Why are we here? I mean, what business are we in?
Education, right? That’s the main thing.
If we think of the student as our customer, and teaching is the main thing, Who, then, is the most important person in the district?
And this should be doubly true for our persistently low achieving schools serving our most at risk students? Right?
Yet, our priority school lost another science teacher this week. A school that already has the highest teacher turnover in the district. A school that also has some of the lowest test scores.
Is the correlation of high turnover and low test scores a coincidence? No. Relationships matter. Momentum and institutional knowledge matter. Promises and goals matter. Like Christy Rogers said, “I’ve been with you for the past 3 years. I know you, I know your momma.” Teachers who stay know where students struggle. And they can help students achieve their futures.
Why did we lose this teacher? Did she quit? Was she fired? Did she move to teach in another school or district? NO. She was one of the good ones, in a key content area in a struggling school, you know, the main thing. You still with me?
To show her how much we appreciate her as a teacher WE PROMOTED HER out of the classroom.
Why are we rewarding the best teachers with “promotions” to leave their teaching positions? Seems counter intuitive. Paying them more to do less of something they are actually good at. Teaching. What we need the most of. Teachers. We are a school system. Our primary function is TEACHING. Those should be our highest paid jobs in the district, not the admin jobs.
And while I’m on the subject. The state audit revealed that our district is top heavy in high level district level admin jobs and so far, our district leaders have attempted to freeze teacher and staff salaries, eliminated numerous essential mid-level district staff, but as far as I know they have not touched the top heavy positions that the audit identified. In fact, by my calculations, they have added to those numbers. WHEN can we expect to see high level positions identified in the audit addressed?
Let’s remember to make the main thing the main thing. Let’s treat teachers like the mvps they are.
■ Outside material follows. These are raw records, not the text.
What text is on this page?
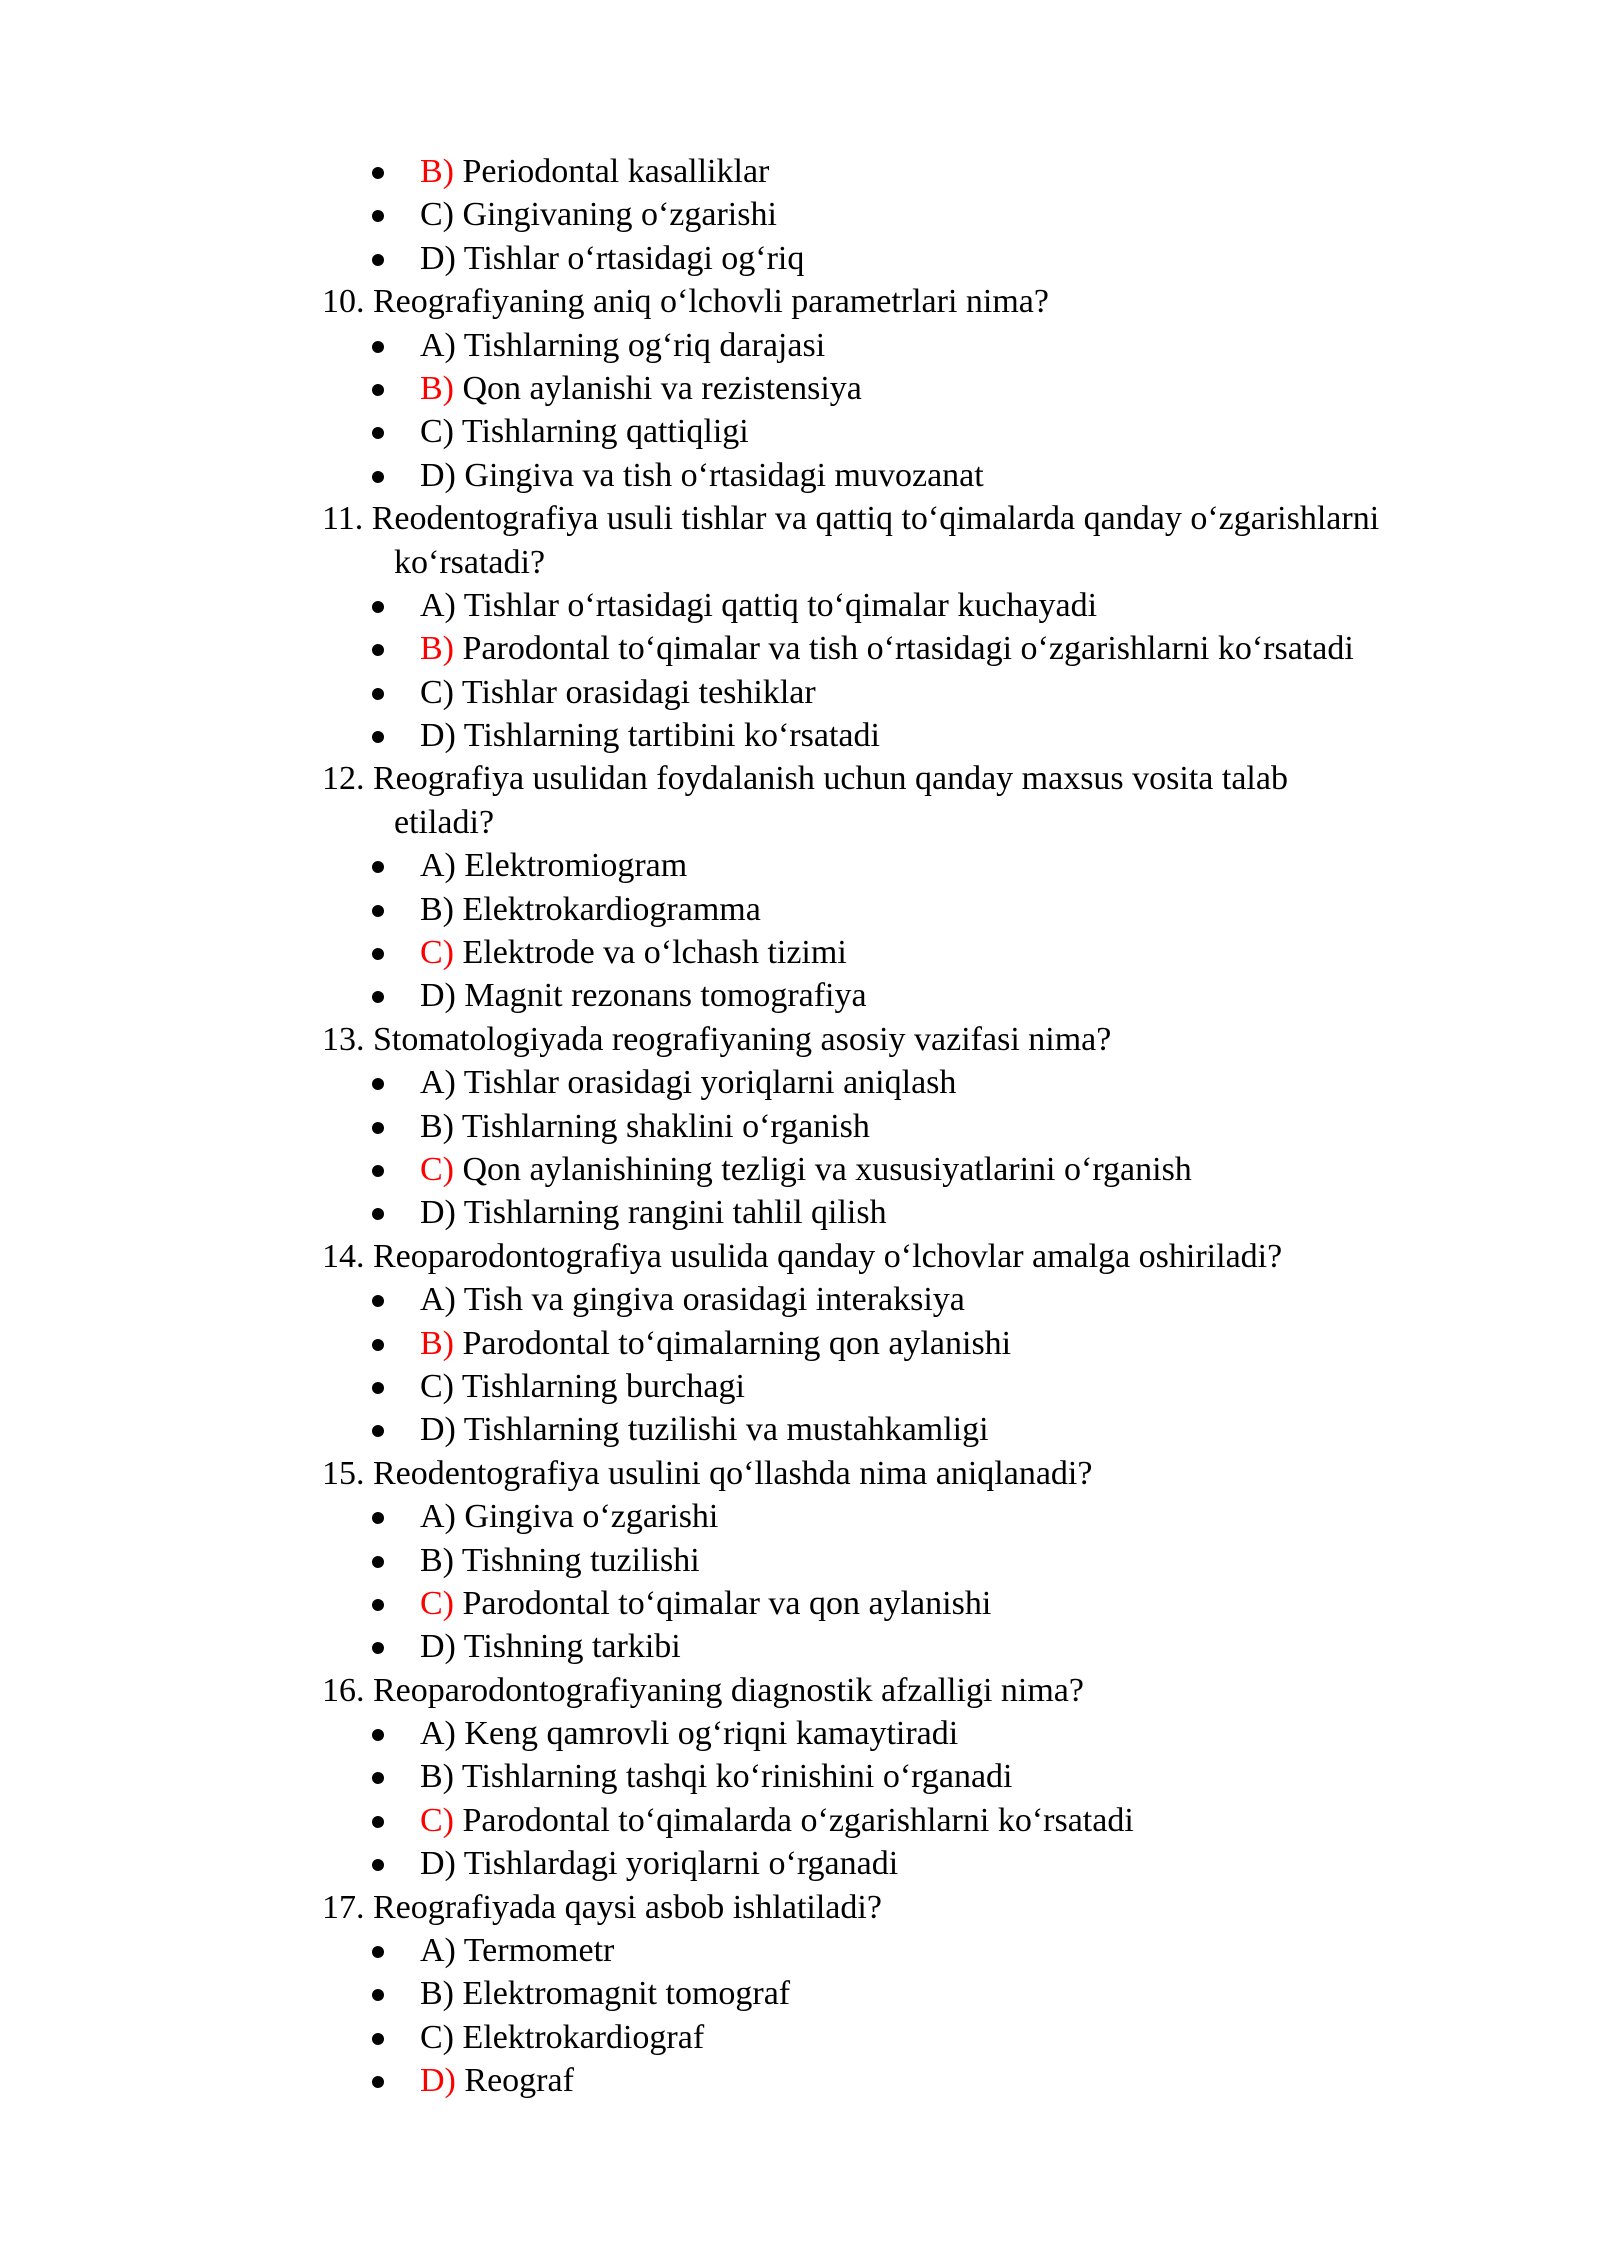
B) Periodontal kasalliklar
C) Gingivaning o‘zgarishi
D) Tishlar o‘rtasidagi og‘riq
10. Reografiyaning aniq o‘lchovli parametrlari nima?
A) Tishlarning og‘riq darajasi
B) Qon aylanishi va rezistensiya
C) Tishlarning qattiqligi
D) Gingiva va tish o‘rtasidagi muvozanat
11. Reodentografiya usuli tishlar va qattiq to‘qimalarda qanday o‘zgarishlarni
ko‘rsatadi?
A) Tishlar o‘rtasidagi qattiq to‘qimalar kuchayadi
B) Parodontal to‘qimalar va tish o‘rtasidagi o‘zgarishlarni ko‘rsatadi
C) Tishlar orasidagi teshiklar
D) Tishlarning tartibini ko‘rsatadi
12. Reografiya usulidan foydalanish uchun qanday maxsus vosita talab
etiladi?
A) Elektromiogram
B) Elektrokardiogramma
C) Elektrode va o‘lchash tizimi
D) Magnit rezonans tomografiya
13. Stomatologiyada reografiyaning asosiy vazifasi nima?
A) Tishlar orasidagi yoriqlarni aniqlash
B) Tishlarning shaklini o‘rganish
C) Qon aylanishining tezligi va xususiyatlarini o‘rganish
D) Tishlarning rangini tahlil qilish
14. Reoparodontografiya usulida qanday o‘lchovlar amalga oshiriladi?
A) Tish va gingiva orasidagi interaksiya
B) Parodontal to‘qimalarning qon aylanishi
C) Tishlarning burchagi
D) Tishlarning tuzilishi va mustahkamligi
15. Reodentografiya usulini qo‘llashda nima aniqlanadi?
A) Gingiva o‘zgarishi
B) Tishning tuzilishi
C) Parodontal to‘qimalar va qon aylanishi
D) Tishning tarkibi
16. Reoparodontografiyaning diagnostik afzalligi nima?
A) Keng qamrovli og‘riqni kamaytiradi
B) Tishlarning tashqi ko‘rinishini o‘rganadi
C) Parodontal to‘qimalarda o‘zgarishlarni ko‘rsatadi
D) Tishlardagi yoriqlarni o‘rganadi
17. Reografiyada qaysi asbob ishlatiladi?
A) Termometr
B) Elektromagnit tomograf
C) Elektrokardiograf
D) Reograf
Let’s reward them by paying them well to stay IN THAT ROLE. Let’s provide them the tools they need to be successful IN THAT ROLE, such as smaller class sizes and supports and interventions when their students struggle. Let’s create an environment that fosters collaboration over competition. Let’s give teachers voice and autonomy. Especially in priority schools. Let’s recognize them for the hurdles they’ve overcome, not demoralize them for the test score that didn’t move because of factors beyond their control.
If we make the main thing the main thing by putting teachers at the heart of what we do, then as a district we can get back to building relationships and reducing teacher turnover (which also generates costs savings, despite what was factored into the budget).
When talking about actual salaries vs cost to onboard new teachers. Does not take into account cost to relationships. Cost to momentum of programs. Cost to student learning successes. Cost to achieving vision 2020.
Shortsighted to only look at spreadsheets and not classroom dynamics. Without asking why these increased incidents are occurring. Without seeking teacher input, you are missing some very important nuances. If we preemptively and proactively spend money on tools and supports teachers and students need to be successful up front, we won’t have to spend even more money on things like metal detectors and other punitive measures.